Hamas’s shock attack on October 7 appeared to prove that Israel had far less control over the trajectory of its region than it had imagined. And for almost a year, Israel’s ensuing war in Gaza suggested the same. Over the past three months, Israel has reasserted its ability to shape Middle Eastern politics and security. Without brave leadership, however, Israel’s opportunity could slip away. Aspirations of extreme members of Netanyahu’s coalition to annex parts of Gaza and the West Bank, impose military rule in Gaza, or pursue a polarizing domestic agenda that weakens democratic institutions will severely hinder this progress.
An Israeli government that advances the proposed vision will garner the support of the majority of its citizens and is more likely to strengthen Israel’s regional standing. Conversely, a government that does not curb its own extremist rhetoric and actions will only pave the way for an expanded regional conflict with no realistic end game—and play into the hands of the Iranian regime.

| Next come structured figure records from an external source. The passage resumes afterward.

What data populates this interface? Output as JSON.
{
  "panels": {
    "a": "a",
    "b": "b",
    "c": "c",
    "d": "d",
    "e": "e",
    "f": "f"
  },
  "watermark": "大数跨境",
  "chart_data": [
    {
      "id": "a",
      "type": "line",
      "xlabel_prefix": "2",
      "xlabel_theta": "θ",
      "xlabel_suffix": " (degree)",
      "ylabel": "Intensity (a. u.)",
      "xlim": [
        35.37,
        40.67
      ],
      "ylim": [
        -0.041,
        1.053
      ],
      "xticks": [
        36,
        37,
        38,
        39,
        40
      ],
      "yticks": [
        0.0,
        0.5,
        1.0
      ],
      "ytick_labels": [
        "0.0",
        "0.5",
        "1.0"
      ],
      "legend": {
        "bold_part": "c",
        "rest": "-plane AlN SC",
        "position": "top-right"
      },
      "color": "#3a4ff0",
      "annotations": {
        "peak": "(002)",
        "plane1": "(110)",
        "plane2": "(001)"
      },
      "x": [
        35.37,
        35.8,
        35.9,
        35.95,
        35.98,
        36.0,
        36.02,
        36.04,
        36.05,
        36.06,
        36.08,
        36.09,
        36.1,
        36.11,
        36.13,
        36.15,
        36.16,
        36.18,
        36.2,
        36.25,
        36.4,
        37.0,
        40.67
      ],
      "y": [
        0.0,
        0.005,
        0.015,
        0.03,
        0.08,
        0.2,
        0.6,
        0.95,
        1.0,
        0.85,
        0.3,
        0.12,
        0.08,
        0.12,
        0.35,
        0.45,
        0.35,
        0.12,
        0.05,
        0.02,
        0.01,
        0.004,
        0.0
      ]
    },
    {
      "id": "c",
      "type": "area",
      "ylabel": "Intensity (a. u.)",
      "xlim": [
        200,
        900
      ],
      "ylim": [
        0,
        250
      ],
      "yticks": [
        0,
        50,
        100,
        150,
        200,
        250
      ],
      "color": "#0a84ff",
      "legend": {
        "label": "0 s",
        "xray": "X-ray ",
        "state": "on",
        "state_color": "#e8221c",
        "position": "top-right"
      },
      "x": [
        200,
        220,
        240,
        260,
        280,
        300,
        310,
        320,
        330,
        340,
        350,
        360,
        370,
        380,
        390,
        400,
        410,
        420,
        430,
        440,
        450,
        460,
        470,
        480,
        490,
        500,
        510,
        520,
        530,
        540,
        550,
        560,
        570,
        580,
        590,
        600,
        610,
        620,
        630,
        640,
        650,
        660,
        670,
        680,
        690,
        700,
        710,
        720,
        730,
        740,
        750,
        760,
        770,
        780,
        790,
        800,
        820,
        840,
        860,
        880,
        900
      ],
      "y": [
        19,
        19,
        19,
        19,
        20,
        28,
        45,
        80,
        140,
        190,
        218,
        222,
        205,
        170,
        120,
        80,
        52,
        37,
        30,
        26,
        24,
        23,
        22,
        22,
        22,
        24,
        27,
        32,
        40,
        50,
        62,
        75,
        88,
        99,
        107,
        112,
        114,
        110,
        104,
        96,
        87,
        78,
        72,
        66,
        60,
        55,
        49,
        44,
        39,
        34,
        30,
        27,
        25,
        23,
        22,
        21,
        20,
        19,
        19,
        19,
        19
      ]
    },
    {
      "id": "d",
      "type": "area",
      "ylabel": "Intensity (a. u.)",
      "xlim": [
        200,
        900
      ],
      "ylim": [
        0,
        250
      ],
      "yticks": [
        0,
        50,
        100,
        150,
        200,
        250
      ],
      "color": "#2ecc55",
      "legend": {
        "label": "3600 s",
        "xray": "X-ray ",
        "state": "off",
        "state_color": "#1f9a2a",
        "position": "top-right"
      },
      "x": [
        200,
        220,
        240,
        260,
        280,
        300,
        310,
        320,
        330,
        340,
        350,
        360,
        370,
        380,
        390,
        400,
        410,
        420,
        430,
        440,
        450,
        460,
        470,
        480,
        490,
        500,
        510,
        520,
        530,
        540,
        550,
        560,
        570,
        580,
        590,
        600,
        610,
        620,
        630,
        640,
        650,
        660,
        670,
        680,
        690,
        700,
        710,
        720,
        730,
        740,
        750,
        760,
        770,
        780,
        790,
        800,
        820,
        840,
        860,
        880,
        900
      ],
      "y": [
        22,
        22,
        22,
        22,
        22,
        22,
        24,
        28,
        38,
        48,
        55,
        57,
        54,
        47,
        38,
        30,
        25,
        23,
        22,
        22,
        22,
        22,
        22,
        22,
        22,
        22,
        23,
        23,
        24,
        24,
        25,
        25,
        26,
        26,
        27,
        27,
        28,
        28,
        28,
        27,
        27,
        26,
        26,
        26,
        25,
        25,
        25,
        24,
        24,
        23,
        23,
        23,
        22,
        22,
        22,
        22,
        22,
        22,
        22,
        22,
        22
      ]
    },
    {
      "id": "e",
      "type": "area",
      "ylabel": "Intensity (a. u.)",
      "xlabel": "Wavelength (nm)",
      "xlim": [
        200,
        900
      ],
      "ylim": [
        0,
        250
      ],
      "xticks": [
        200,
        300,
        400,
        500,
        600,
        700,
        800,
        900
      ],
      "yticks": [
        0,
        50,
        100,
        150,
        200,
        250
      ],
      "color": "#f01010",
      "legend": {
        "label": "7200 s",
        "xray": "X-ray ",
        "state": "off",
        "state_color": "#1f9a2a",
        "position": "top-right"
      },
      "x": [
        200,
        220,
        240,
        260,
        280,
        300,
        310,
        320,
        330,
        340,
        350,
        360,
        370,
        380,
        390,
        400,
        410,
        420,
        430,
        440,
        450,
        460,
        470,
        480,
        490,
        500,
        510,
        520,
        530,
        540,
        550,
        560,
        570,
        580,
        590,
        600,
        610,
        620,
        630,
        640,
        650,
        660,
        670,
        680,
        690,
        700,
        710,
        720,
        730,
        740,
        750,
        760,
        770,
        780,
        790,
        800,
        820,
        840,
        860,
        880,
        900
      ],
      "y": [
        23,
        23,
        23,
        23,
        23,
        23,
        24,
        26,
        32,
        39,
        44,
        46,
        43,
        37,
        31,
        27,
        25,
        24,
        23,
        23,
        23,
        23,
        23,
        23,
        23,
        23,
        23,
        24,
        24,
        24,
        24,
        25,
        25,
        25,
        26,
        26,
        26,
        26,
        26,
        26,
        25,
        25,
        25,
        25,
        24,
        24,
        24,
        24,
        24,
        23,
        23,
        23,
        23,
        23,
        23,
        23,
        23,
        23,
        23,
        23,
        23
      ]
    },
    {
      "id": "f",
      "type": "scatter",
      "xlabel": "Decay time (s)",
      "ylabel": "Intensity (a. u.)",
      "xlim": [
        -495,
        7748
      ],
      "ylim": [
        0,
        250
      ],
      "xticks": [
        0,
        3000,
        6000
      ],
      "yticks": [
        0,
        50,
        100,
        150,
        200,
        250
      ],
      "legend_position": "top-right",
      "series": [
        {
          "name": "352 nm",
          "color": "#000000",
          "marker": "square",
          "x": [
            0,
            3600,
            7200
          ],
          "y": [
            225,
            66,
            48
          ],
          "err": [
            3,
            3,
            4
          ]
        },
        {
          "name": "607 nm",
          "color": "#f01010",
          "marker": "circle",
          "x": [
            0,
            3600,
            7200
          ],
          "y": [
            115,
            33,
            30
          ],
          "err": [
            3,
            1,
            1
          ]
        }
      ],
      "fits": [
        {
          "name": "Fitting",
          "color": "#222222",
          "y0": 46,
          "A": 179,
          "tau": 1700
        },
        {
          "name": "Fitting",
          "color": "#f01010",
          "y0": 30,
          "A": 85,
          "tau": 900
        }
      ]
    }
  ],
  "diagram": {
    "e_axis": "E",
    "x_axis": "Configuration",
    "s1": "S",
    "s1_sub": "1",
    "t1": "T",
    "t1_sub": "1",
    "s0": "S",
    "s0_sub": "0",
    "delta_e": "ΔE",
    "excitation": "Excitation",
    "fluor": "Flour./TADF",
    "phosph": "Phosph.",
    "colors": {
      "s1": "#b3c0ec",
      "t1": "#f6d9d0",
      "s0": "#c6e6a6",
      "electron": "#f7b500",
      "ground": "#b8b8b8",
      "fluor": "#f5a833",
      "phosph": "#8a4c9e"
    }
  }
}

Sinwar and Iran’s leaders recognized the war’s potential to reorder the Middle East. Israel should settle for nothing less. But it must use its power swiftly and wisely. Only a vision for the region that addresses the threats posed by Iran, advances regional integration, and establishes a political horizon for the Palestinians, supported by a coordinated plan backed by the United States, Saudi Arabia, and the United Arab Emirates, can leverage Israel’s military success against Iran to accomplish a more stable, peaceful, and prosperous Middle East and capitalize on the opportunities that will emerge in the war’s wake.